Temos fundamentalmente três casos. Inicialmente a legitimação da história
diante do paradigma das ciências naturais experimentais. Como no caso do
positivismo que, mediante suas fontes – entendidas como verdadeiras – afirmava
conceber sempre um conhecimento científico, verdadeiro e até mesmo exato. O
segundo caso é dominado pelos Annales, desde sua fundação em 1929 até
os anos 60, que se afirma mediante o empirismo de seu conhecimento. O terceiro
trata da articulação da fundamentação teórica com a realização prática, que
ocorre desde há meio século, independente da filiação doutrinária do
historiador.
Esses três casos originam-se de duas formas de percepção e
experiência da realidade. A primeira é a pesquisa empírica direta expressa no
investigar, definir, identificar, delimitar, localizar, constatar ou afirmar
como tendo sido o caso, o acontecimento, o fato. Porém esse acontecimento não
se esgota em si, através da simples constatação mediada pelas fontes, há a
necessidade de contextualização para se poder compreender, explicar e
apresentar o fato. A segunda forma de percepção se dá na utilização da própria
práxis do historiador, na forma da historiografia, como matéria prima para a
teoria da história. Dessa forma Martins conclui então que se têm duas formas de
mediação do passado: Primeiro as fontes, e segundo a produção historiográfica
sobre o evento ou período de estudo. Essa produção – devemos entender assim – é
reflexo do próprio tempo em que foi desenvolvida, fruto das perguntas que
naquele momento eram pertinentes ao passado. Essa é a natureza da produção
histórica, transformar-se em historiografia a ser consultada pelo futuro. A
esse respeito o autor afirma:
“A história dessa historiografia é hoje um manancial importante
para retraçar o itinerário metódico que levou à consolidação do caráter
científico da história e para reconstruir a arquitetura teórica nas ciências
sociais que forneceu à pesquisa histórica seu grau de autonomia”.

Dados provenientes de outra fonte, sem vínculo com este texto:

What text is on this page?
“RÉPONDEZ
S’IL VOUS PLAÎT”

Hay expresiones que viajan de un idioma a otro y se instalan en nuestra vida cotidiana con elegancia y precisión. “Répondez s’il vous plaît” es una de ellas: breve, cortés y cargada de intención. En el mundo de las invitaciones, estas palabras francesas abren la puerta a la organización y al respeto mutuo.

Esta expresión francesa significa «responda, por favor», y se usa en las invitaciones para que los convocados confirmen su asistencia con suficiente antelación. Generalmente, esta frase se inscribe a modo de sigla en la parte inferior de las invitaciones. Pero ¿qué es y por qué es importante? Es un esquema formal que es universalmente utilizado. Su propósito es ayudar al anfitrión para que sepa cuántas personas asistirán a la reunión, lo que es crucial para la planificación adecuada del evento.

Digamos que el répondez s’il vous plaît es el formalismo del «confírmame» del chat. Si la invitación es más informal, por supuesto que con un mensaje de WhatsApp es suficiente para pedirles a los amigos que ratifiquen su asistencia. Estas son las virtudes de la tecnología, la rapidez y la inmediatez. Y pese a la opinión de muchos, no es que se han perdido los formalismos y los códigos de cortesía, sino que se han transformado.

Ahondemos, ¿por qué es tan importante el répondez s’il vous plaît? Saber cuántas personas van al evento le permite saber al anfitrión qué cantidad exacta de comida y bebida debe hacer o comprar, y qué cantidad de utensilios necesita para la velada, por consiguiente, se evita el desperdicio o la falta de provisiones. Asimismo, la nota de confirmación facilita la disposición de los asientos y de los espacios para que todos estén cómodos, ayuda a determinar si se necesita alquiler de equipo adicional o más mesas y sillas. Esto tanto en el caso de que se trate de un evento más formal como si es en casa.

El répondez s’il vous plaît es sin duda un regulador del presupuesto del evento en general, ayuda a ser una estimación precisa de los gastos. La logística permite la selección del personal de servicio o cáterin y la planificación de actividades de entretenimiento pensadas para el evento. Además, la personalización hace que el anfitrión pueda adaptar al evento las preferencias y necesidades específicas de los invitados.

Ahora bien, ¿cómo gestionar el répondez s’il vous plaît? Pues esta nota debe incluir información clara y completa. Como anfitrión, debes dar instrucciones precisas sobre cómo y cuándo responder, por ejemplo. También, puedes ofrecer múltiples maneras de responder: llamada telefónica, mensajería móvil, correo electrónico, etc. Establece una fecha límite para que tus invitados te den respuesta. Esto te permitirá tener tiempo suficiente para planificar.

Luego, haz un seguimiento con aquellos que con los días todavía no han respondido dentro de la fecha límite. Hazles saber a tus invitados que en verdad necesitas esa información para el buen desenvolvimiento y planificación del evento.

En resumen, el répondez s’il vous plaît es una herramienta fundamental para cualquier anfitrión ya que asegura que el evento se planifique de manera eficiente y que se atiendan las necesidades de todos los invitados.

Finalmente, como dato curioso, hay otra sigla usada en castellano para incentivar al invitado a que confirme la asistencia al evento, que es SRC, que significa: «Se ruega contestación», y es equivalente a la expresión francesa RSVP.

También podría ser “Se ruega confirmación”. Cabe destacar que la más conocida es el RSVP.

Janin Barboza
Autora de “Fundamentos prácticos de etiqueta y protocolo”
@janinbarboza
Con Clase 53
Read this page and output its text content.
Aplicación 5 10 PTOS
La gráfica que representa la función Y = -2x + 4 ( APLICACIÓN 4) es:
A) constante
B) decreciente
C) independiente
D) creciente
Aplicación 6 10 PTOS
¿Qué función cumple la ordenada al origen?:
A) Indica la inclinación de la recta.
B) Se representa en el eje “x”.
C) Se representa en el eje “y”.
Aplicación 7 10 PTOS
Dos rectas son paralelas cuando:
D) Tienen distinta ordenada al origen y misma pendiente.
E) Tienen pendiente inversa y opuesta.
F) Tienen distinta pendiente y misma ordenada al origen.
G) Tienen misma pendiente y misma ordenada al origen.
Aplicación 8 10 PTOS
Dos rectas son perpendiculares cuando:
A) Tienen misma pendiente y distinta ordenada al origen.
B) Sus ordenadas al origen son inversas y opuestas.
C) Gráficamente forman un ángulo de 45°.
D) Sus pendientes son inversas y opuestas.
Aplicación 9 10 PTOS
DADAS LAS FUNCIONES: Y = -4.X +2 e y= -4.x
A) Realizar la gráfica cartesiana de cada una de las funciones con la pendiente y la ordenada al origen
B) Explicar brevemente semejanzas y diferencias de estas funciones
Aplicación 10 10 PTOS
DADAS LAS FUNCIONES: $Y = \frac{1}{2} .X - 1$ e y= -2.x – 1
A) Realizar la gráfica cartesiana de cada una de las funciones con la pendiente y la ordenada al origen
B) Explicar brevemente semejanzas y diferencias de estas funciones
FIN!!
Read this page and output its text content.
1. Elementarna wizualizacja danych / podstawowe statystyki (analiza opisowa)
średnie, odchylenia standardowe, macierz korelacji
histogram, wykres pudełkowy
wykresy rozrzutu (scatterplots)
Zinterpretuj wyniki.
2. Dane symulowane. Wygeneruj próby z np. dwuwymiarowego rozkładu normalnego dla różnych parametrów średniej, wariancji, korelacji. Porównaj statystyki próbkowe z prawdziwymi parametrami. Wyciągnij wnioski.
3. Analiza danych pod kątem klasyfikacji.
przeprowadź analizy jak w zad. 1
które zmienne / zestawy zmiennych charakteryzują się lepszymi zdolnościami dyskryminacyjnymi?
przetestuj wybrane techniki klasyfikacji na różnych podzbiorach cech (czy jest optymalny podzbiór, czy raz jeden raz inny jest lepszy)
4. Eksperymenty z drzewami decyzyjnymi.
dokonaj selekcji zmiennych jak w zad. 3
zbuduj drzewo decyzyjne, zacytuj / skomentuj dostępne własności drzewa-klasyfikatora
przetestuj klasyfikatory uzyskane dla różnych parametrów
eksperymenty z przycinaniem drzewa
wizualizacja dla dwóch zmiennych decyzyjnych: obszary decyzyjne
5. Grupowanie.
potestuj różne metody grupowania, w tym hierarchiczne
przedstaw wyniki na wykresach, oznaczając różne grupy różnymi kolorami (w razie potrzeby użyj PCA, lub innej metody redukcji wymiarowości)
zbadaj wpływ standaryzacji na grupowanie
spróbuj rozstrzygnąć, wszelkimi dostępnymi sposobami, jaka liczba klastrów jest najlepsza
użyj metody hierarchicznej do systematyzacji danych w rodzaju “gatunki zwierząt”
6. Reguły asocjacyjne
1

A teoria da história é a responsável pela autocrítica da história,
para a problematização de seus conceitos. Assim se revê controvérsias antigas,
abordagens esquecidas e se reexamina velhos argumentos. Martins afirma que “A
teoria da história é, pois, uma vertente da epistemologia das ciências sociais,
que se constrói a partir da experiência acumulada de pesquisa empírica na
historiografia”.
O autor trata ainda da importante questão dos paradigmas da
história, ou de seus modelos de explicação. Segundo ele, a partir da adaptação
do conceito, sob o nome de matriz disciplinar, por Jörn Rüsen,
houve uma larga aceitação entre os profissionais de história. Entende-se então,
que a ciência da história também se desenvolveu ao longo de rupturas e
transformações nos modelos de explicação. Dessa forma é possível identificar
fases de transição, marcadas por controvérsias acerca dos fundamentos da
especialidade, diferente da época em que se pesquisava sem questionamentos,
apenas recorrendo-se aos modelos consagrados.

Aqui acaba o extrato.